On 10 June 2022, the United Nations (UN) had warned that the extreme economic situation in Sri Lanka could develop into a “full-blown humanitarian emergency”. Sri Lanka was successful on few fronts in the last couple of years, including its triumph in the COVID-19 vaccine rollout in 2021. Those successes have been over shadowed by several policy missteps aggravated by external factors leading to an unprecedented economic catastrophe.

It is crystal clear that one question needs careful attention: Given the current debacle in the Sri Lankan economy, the impact of the pandemic on the global economy, the Russia - Ukraine war with NATO countries involvement and most importantly the country’s low sovereign credit ratings, it will be extremely difficult for the country to seek commercial borrowings from foreign sources in the near future. The only expectation is the IMF bailout, which has often been the rescue path for Sri Lanka in its previous balance of payment (BOP) crises.

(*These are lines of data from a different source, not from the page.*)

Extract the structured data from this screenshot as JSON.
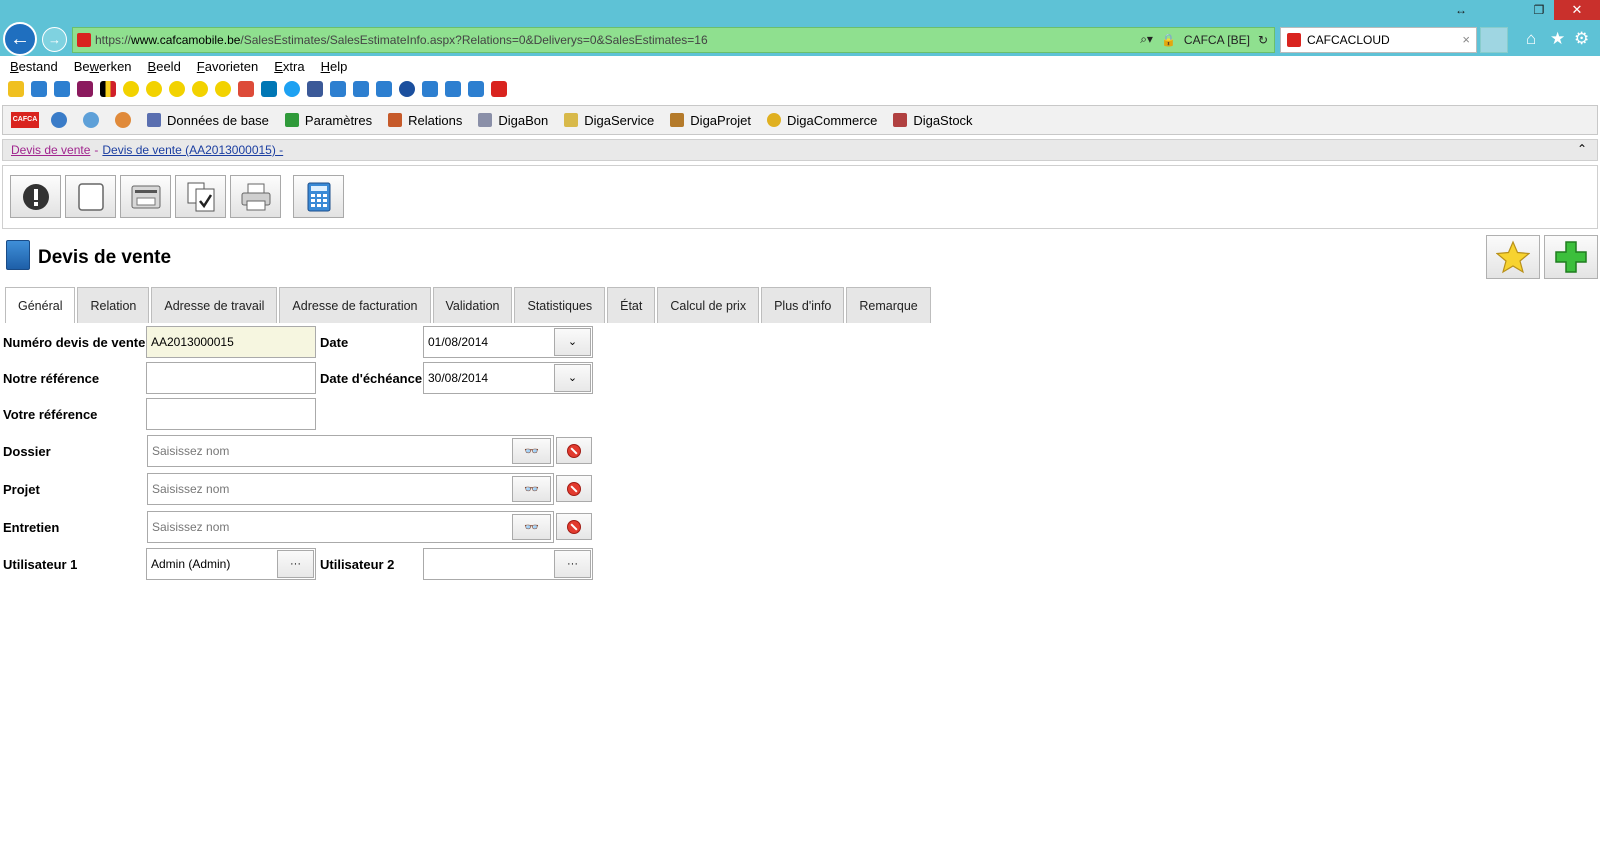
{
  "window": {
    "min_icon": "resize-arrows-icon",
    "restore_label": "❐",
    "close_label": "✕"
  },
  "browser": {
    "url_scheme": "https://",
    "url_host": "www.cafcamobile.be",
    "url_path": "/SalesEstimates/SalesEstimateInfo.aspx?Relations=0&Deliverys=0&SalesEstimates=16",
    "cert_name": "CAFCA [BE]",
    "tab_title": "CAFCACLOUD",
    "tab_close": "×"
  },
  "menubar": {
    "items": [
      {
        "label_pre": "",
        "key": "B",
        "label_post": "estand"
      },
      {
        "label_pre": "Be",
        "key": "w",
        "label_post": "erken"
      },
      {
        "label_pre": "",
        "key": "B",
        "label_post": "eeld"
      },
      {
        "label_pre": "",
        "key": "F",
        "label_post": "avorieten"
      },
      {
        "label_pre": "",
        "key": "E",
        "label_post": "xtra"
      },
      {
        "label_pre": "",
        "key": "H",
        "label_post": "elp"
      }
    ]
  },
  "app_menu": {
    "logo_text": "CAFCA",
    "items": [
      {
        "label": "Données de base",
        "color": "#5a6fb0"
      },
      {
        "label": "Paramètres",
        "color": "#2f9a3a"
      },
      {
        "label": "Relations",
        "color": "#c65a2a"
      },
      {
        "label": "DigaBon",
        "color": "#8a8fa8"
      },
      {
        "label": "DigaService",
        "color": "#d8b94a"
      },
      {
        "label": "DigaProjet",
        "color": "#b47a2a"
      },
      {
        "label": "DigaCommerce",
        "color": "#e0b020"
      },
      {
        "label": "DigaStock",
        "color": "#b04040"
      }
    ]
  },
  "breadcrumb": {
    "first": "Devis de vente",
    "sep": "-",
    "second": "Devis de vente (AA2013000015) -",
    "collapse": "⌃"
  },
  "page": {
    "title": "Devis de vente"
  },
  "tabs": [
    {
      "label": "Général",
      "active": true
    },
    {
      "label": "Relation"
    },
    {
      "label": "Adresse de travail"
    },
    {
      "label": "Adresse de facturation"
    },
    {
      "label": "Validation"
    },
    {
      "label": "Statistiques"
    },
    {
      "label": "État"
    },
    {
      "label": "Calcul de prix"
    },
    {
      "label": "Plus d'info"
    },
    {
      "label": "Remarque"
    }
  ],
  "form": {
    "numero_label": "Numéro devis de vente",
    "numero_value": "AA2013000015",
    "date_label": "Date",
    "date_value": "01/08/2014",
    "notre_ref_label": "Notre référence",
    "notre_ref_value": "",
    "echeance_label": "Date d'échéance",
    "echeance_value": "30/08/2014",
    "votre_ref_label": "Votre référence",
    "votre_ref_value": "",
    "dossier_label": "Dossier",
    "projet_label": "Projet",
    "entretien_label": "Entretien",
    "lookup_placeholder": "Saisissez nom",
    "user1_label": "Utilisateur 1",
    "user1_value": "Admin (Admin)",
    "user2_label": "Utilisateur 2",
    "user2_value": "",
    "ellipsis": "···",
    "dropdown_glyph": "⌄"
  },
  "colors": {
    "chrome": "#5ec2d6",
    "address_bar": "#8fe08f",
    "close_button": "#c9302c",
    "breadcrumb_link": "#a0248e",
    "breadcrumb_link2": "#1b3ea1",
    "readonly_field": "#f6f6e0"
  }
}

These are few of the critical financial issues faced by the government and these financial constrains make it all the more critical for the government to carefully manage its cash flow, while limiting expenditure to the most essential and urgent public services until fiscal conditions improve. Isn’t it advisable to postpone the Local Government election at least for another one year, rather than conducting local government elections at this difficult time.